Ahşaba şekil verme sanatı olarak bilinen ahşap oymacılığı, Anadolu’nun köklü kültürel mirasının önemli bir parçası. Eskiden cami, konak ve saray süslemelerinde kullanılan bu sanat, mobilya üretiminin yaygınlaşmasıyla geri planda kalmıştı. Ancak son yıllarda özellikle emekliler için hobi ve terapi amaçlı kurslar sayesinde yeniden ilgi görmeye başladı.

“Kaybolan sanatı yeniden canlandırıyoruz”

40 yıldır ahşap oymacılığı ile uğraşan usta Aşir Güler, açtığı kurslarla yüzlerce kişiye bu sanatı öğrettiğini belirterek, “Oymacılık günümüzde kaybolmaya yüz tutmuş bir meslek. Bizim amacımız bu geleneği canlandırmak ve yeni kuşaklara aktarmak. Ahşapla uğraşmak insana huzur veriyor, çünkü doğal bir malzemeyle temas ediyorsunuz. Bu işin ruhu besleyen bir tarafı var” dedi.

“Ahşap oymanın terapisttik bir tarafı var”

Yaklaşık 2 yıldır ahşap oyma sanatıyla ilgilenen emekli Seda Güldoğan, hobisinin kendisine iyi geldiğini söyleyerek, “Ahşap oymacılığı sizi ana odaklıyor. O an başka hiçbir şeyi düşünmüyorsunuz, sadece eserinize yoğunlaşıyorsunuz. Bu yüzden çok terapisttik bir tarafı var” diye konuştu.

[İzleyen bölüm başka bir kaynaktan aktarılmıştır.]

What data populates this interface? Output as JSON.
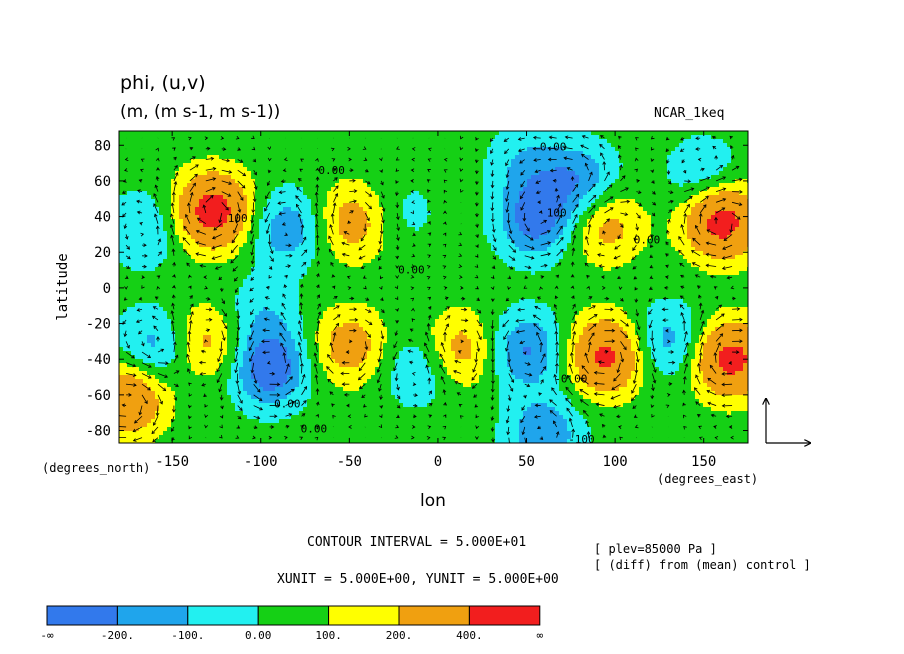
{
  "chart_data": {
    "type": "heatmap",
    "title": "phi, (u,v)",
    "subtitle": "(m, (m s-1, m s-1))",
    "dataset_label": "NCAR_1keq",
    "xlabel": "lon",
    "ylabel": "latitude",
    "xunit_label": "(degrees_east)",
    "yunit_label": "(degrees_north)",
    "xlim": [
      -180,
      175
    ],
    "ylim": [
      -87,
      88
    ],
    "x_ticks": [
      -150,
      -100,
      -50,
      0,
      50,
      100,
      150
    ],
    "y_ticks": [
      80,
      60,
      40,
      20,
      0,
      -20,
      -40,
      -60,
      -80
    ],
    "contour_interval_text": "CONTOUR INTERVAL = 5.000E+01",
    "vector_units_text": "XUNIT = 5.000E+00, YUNIT = 5.000E+00",
    "info_lines": [
      "[ plev=85000 Pa ]",
      "[ (diff) from (mean) control ]"
    ],
    "contour_labels": [
      {
        "text": "0.00",
        "lon": 65,
        "lat": 77
      },
      {
        "text": "0.00",
        "lon": -60,
        "lat": 64
      },
      {
        "text": "100",
        "lon": -113,
        "lat": 37
      },
      {
        "text": "0.00",
        "lon": -15,
        "lat": 8
      },
      {
        "text": "100",
        "lon": 67,
        "lat": 40
      },
      {
        "text": "0.00",
        "lon": 118,
        "lat": 25
      },
      {
        "text": "0.00",
        "lon": -85,
        "lat": -67
      },
      {
        "text": "0.00",
        "lon": -70,
        "lat": -81
      },
      {
        "text": "-0.00",
        "lon": 75,
        "lat": -53
      },
      {
        "text": "-100",
        "lon": 81,
        "lat": -87
      }
    ],
    "features": [
      {
        "lon": -127,
        "lat": 43,
        "value": 450
      },
      {
        "lon": -165,
        "lat": 33,
        "value": -150
      },
      {
        "lon": -85,
        "lat": 33,
        "value": -220
      },
      {
        "lon": -48,
        "lat": 37,
        "value": 230
      },
      {
        "lon": 55,
        "lat": 38,
        "value": -300
      },
      {
        "lon": 95,
        "lat": 35,
        "value": 210
      },
      {
        "lon": 160,
        "lat": 38,
        "value": 450
      },
      {
        "lon": 80,
        "lat": 60,
        "value": -230
      },
      {
        "lon": 150,
        "lat": 62,
        "value": -160
      },
      {
        "lon": -20,
        "lat": 42,
        "value": -80
      },
      {
        "lon": -130,
        "lat": -30,
        "value": 210
      },
      {
        "lon": -95,
        "lat": -45,
        "value": -340
      },
      {
        "lon": -160,
        "lat": -33,
        "value": -200
      },
      {
        "lon": -50,
        "lat": -33,
        "value": 230
      },
      {
        "lon": -10,
        "lat": -45,
        "value": -160
      },
      {
        "lon": 12,
        "lat": -35,
        "value": 230
      },
      {
        "lon": 50,
        "lat": -35,
        "value": -260
      },
      {
        "lon": 95,
        "lat": -38,
        "value": 400
      },
      {
        "lon": 130,
        "lat": -30,
        "value": -200
      },
      {
        "lon": 165,
        "lat": -40,
        "value": 420
      },
      {
        "lon": -175,
        "lat": -62,
        "value": 330
      },
      {
        "lon": 60,
        "lat": -82,
        "value": -230
      },
      {
        "lon": 50,
        "lat": 70,
        "value": -140
      },
      {
        "lon": -100,
        "lat": -15,
        "value": -130
      }
    ],
    "colorbar": {
      "colors": [
        "#3279ec",
        "#1fa5ec",
        "#22f0f0",
        "#15d015",
        "#ffff00",
        "#f0a010",
        "#f21e1e"
      ],
      "labels": [
        "-∞",
        "-200.",
        "-100.",
        "0.00",
        "100.",
        "200.",
        "400.",
        "∞"
      ]
    }
  }
}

“Bir hobiden daha fazlası”

Oyma kapı merakıyla başladığını söyleyen emekli Özgür Özaksu, bu sanatın sadece bir hobi olmadığını vurguladı: “Ahşap oyma insanın ruhunu dinlendiriyor, sosyal medyanın ve ekranların yorduğu dünyadan uzaklaştırıyor. Herkese tavsiye ederim.”

Kültürel miras yeniden gündemde

Ahşap oymacılığı kursları İzmir’de hem unutulan geleneksel sanatları yeniden yaşatıyor hem de emekliler için keyifli bir hobi ve terapi alanı sunuyor. Bu sayede, hem kültürel miras korunuyor hem de şehir hayatının stresinden uzak bir uğraş ortaya çıkıyor.